Preventative care can control healthcare costs and ward off diseases, and a new report from research firm Frost & Sullivan determines that technology implementation will be key to growth in the space, despite looming challenges like reimbursement.

According to the report, a lack of provider incentives has slowed the technology adoption process, even though regulations and the economy continue to push healthcare professionals to incorporate some innovations--like electronic health records--into their care. For instance, through December 2012, the Centers for Medicare & Medicaid Services Meaningful Use Incentive Programs have paid eligible professionals a total of $10.3 billion in incentive payments for the successful adoption of EHR technology.

Still, physicians, according to the report's authors, also can be hesitant to implement technology, especially if they are unsure about cost-effectiveness.

"Everyone involved in healthcare must realize that disregarding more cost-effective and efficient delivery of healthcare can potentially bankrupt many states," Frost & Sullivan Senior Industry Analyst Aarti Shetty said in an announcement. "This also creates heavy financial burdens for the federal government, while jeopardizing the overall quality of care."

Physicians, the report's authors concluded, must realize prevention is very important, regardless of technology reimbursements. Still, the authors acknowledged that as long as such reimbursements lag, movement in the preventative technologies market will be slow.
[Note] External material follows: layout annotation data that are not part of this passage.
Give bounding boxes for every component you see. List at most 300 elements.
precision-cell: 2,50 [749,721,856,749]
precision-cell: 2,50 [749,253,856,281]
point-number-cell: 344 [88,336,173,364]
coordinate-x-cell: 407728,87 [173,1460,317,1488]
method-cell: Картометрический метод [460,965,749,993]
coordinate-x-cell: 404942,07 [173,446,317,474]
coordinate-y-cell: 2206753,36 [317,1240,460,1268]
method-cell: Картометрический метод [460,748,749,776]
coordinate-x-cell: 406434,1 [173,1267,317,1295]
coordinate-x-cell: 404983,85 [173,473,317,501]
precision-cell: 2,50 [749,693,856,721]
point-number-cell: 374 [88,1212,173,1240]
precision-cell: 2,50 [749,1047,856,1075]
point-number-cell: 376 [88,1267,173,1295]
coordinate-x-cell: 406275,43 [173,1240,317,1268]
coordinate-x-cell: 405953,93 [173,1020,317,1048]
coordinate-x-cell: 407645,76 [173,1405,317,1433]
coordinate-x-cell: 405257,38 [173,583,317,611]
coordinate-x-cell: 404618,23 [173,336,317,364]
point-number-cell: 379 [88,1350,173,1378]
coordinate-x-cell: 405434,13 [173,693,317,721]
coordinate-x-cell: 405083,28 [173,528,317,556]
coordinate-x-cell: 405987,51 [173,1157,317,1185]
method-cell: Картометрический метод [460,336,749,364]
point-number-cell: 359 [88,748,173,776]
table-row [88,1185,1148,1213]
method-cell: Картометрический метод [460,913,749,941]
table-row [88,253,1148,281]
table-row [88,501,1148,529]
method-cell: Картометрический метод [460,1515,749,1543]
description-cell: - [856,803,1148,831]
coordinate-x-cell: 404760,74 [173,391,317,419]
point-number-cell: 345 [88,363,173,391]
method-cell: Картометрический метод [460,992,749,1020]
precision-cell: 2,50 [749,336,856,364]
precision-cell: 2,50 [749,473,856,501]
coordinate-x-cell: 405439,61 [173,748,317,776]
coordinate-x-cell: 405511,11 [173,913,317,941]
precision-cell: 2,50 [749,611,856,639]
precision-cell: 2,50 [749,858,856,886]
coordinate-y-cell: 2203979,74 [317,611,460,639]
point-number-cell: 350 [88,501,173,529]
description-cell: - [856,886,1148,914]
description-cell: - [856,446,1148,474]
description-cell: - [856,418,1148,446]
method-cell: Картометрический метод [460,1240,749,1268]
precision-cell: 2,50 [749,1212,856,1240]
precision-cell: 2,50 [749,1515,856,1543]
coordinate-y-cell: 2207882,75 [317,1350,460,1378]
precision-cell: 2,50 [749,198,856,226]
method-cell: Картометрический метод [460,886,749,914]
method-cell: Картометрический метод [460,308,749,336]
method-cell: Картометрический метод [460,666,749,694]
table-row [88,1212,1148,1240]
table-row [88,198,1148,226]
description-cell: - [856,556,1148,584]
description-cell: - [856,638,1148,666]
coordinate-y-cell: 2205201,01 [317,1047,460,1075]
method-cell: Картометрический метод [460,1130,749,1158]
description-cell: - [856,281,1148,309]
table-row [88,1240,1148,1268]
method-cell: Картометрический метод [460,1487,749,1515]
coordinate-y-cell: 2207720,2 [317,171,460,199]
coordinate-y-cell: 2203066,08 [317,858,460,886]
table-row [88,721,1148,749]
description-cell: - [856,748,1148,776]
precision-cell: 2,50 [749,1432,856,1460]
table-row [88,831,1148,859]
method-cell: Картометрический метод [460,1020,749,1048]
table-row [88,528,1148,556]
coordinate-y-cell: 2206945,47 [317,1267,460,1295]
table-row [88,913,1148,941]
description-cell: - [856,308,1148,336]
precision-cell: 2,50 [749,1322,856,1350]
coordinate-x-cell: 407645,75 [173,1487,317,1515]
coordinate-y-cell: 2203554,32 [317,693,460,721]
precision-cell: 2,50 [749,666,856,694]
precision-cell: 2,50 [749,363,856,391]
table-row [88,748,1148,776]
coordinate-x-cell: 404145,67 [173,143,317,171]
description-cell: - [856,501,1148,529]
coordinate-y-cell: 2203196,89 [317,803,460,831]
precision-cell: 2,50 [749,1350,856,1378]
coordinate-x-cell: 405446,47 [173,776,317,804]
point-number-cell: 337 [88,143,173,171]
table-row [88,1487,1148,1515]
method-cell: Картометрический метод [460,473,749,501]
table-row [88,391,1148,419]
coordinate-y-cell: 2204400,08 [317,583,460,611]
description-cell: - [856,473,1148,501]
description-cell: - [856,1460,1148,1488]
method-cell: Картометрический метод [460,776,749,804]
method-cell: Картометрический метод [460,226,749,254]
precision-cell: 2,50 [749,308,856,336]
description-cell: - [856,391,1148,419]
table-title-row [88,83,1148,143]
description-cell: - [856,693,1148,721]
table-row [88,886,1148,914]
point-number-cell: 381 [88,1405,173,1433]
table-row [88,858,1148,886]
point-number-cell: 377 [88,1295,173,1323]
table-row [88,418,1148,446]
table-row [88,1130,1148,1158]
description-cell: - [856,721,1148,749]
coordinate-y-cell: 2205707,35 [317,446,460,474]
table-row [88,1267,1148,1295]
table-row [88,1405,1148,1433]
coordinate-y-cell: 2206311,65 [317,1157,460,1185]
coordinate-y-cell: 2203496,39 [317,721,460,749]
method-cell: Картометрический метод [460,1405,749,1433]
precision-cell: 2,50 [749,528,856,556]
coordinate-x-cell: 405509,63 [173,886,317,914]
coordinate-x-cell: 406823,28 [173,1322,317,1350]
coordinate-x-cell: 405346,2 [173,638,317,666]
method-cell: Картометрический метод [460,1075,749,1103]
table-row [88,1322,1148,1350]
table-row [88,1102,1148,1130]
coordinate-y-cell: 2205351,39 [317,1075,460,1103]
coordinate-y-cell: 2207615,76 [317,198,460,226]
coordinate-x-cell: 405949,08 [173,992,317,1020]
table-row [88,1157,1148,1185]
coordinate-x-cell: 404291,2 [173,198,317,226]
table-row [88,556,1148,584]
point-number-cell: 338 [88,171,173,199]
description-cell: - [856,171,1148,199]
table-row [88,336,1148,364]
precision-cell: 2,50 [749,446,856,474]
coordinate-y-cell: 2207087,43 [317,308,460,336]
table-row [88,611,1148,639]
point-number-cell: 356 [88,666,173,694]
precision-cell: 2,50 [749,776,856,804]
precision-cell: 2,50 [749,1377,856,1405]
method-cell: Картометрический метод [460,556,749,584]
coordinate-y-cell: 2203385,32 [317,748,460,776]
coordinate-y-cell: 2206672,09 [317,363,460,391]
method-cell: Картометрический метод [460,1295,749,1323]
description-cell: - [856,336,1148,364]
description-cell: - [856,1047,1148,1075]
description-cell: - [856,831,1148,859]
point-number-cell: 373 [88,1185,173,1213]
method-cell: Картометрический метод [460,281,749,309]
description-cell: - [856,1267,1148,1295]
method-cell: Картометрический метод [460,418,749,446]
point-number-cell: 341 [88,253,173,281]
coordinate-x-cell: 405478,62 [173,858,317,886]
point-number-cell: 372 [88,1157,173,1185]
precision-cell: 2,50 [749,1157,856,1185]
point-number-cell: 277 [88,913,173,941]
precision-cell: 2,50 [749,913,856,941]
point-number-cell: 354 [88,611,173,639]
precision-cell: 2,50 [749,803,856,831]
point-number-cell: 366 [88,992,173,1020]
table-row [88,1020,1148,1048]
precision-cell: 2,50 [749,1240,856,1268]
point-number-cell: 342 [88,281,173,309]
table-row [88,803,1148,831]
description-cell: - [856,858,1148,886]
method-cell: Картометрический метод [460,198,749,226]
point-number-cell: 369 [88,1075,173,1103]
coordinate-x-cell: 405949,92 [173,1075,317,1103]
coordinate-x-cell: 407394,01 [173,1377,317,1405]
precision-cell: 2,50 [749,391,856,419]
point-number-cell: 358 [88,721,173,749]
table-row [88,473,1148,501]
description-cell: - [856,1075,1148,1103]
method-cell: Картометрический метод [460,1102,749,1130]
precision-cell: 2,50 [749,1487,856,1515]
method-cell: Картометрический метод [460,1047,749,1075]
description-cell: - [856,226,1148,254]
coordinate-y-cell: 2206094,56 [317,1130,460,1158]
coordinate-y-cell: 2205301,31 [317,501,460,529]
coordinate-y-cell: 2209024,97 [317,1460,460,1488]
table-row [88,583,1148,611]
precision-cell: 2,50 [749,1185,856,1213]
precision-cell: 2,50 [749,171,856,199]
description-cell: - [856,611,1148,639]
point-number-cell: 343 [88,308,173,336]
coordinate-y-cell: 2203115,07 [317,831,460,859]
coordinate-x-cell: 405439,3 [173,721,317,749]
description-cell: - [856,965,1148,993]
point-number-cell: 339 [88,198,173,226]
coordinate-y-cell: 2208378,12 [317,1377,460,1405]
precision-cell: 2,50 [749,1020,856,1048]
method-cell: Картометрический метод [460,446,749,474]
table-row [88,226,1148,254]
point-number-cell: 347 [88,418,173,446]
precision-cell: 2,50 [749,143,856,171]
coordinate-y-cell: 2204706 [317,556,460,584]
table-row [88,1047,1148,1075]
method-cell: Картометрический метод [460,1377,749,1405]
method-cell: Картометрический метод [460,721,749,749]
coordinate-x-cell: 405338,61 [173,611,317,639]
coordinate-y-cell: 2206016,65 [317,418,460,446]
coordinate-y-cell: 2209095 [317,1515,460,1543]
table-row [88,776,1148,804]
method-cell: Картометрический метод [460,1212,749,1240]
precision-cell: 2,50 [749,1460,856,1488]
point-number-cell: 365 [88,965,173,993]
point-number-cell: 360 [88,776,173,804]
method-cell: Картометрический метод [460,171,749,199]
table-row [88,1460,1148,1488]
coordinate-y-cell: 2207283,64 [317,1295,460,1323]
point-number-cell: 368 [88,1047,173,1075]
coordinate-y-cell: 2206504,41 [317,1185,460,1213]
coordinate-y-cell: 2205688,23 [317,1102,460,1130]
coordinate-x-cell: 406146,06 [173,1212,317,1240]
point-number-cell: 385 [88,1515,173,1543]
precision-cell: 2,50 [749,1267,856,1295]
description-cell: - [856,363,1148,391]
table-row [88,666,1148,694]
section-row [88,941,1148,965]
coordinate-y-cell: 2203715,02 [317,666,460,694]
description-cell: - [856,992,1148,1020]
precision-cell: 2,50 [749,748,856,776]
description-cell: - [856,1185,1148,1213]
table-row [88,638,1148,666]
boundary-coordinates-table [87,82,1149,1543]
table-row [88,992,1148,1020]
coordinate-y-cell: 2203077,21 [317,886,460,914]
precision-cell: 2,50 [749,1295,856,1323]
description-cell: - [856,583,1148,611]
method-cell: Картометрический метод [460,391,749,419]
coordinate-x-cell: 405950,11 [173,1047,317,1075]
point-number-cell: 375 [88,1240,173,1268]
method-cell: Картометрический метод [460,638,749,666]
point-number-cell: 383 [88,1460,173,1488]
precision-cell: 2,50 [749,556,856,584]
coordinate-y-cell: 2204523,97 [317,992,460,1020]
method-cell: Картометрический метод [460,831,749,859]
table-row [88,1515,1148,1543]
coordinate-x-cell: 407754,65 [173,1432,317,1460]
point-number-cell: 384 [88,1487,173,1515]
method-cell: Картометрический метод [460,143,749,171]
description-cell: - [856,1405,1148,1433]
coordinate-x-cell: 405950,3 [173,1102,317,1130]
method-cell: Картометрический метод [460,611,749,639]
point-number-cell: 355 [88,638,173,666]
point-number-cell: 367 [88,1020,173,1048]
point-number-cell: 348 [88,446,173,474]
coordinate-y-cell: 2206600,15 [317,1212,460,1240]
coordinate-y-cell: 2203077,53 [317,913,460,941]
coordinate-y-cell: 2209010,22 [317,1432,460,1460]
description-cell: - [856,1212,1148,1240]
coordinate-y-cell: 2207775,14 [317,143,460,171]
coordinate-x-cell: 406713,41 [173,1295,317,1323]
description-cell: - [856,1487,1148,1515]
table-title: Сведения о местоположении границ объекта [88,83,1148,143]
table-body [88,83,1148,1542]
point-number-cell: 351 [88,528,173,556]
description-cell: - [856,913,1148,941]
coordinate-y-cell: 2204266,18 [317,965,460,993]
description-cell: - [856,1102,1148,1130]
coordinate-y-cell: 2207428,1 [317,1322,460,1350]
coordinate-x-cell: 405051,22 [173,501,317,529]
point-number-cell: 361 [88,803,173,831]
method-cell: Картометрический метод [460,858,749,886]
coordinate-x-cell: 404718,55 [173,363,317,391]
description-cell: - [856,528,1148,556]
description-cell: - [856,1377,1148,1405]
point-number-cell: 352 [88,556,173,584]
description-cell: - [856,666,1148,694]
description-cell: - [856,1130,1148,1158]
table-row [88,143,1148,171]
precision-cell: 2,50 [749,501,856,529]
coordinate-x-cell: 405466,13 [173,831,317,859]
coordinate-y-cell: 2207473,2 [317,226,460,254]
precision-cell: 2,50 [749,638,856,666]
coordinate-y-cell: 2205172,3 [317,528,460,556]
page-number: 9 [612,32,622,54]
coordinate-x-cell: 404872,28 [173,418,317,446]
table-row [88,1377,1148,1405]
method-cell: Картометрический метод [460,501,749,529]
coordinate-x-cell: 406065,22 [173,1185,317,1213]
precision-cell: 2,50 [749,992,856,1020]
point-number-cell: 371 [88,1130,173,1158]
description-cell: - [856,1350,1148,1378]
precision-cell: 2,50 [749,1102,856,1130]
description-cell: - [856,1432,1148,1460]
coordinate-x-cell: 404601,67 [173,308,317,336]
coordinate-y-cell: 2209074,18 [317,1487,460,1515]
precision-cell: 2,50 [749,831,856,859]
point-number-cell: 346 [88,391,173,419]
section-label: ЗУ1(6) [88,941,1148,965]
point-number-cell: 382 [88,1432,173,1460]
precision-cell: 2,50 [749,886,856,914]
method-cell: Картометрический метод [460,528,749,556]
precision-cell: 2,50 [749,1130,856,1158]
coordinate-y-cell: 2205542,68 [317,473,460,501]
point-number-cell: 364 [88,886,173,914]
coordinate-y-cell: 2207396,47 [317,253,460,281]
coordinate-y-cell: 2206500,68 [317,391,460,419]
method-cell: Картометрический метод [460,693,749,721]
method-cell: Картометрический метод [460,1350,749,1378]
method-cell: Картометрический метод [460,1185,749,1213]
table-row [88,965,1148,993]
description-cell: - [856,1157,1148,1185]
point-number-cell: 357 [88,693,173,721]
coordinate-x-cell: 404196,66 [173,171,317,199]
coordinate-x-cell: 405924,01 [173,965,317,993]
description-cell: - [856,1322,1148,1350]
Some hospitals are seeing the advantage in giving physicians incentive to stress primary care, tying bonus payments to quality measures that include coordinated primary and preventative health services, such as the New York City Health and Hospitals Corporation. President Alan D. Aviles said in a statement that improvement target and awards "shore up the financial viability of our system going forward," as FierceHealthcare reported.

Skeptics have argued that performance initiatives could lead doctors to manipulating the system. Financial incentive programs have struggled to gain motion in the past due to the Stark law and anti-kickback statutes, as a report from the Government Accountability Office stated last year.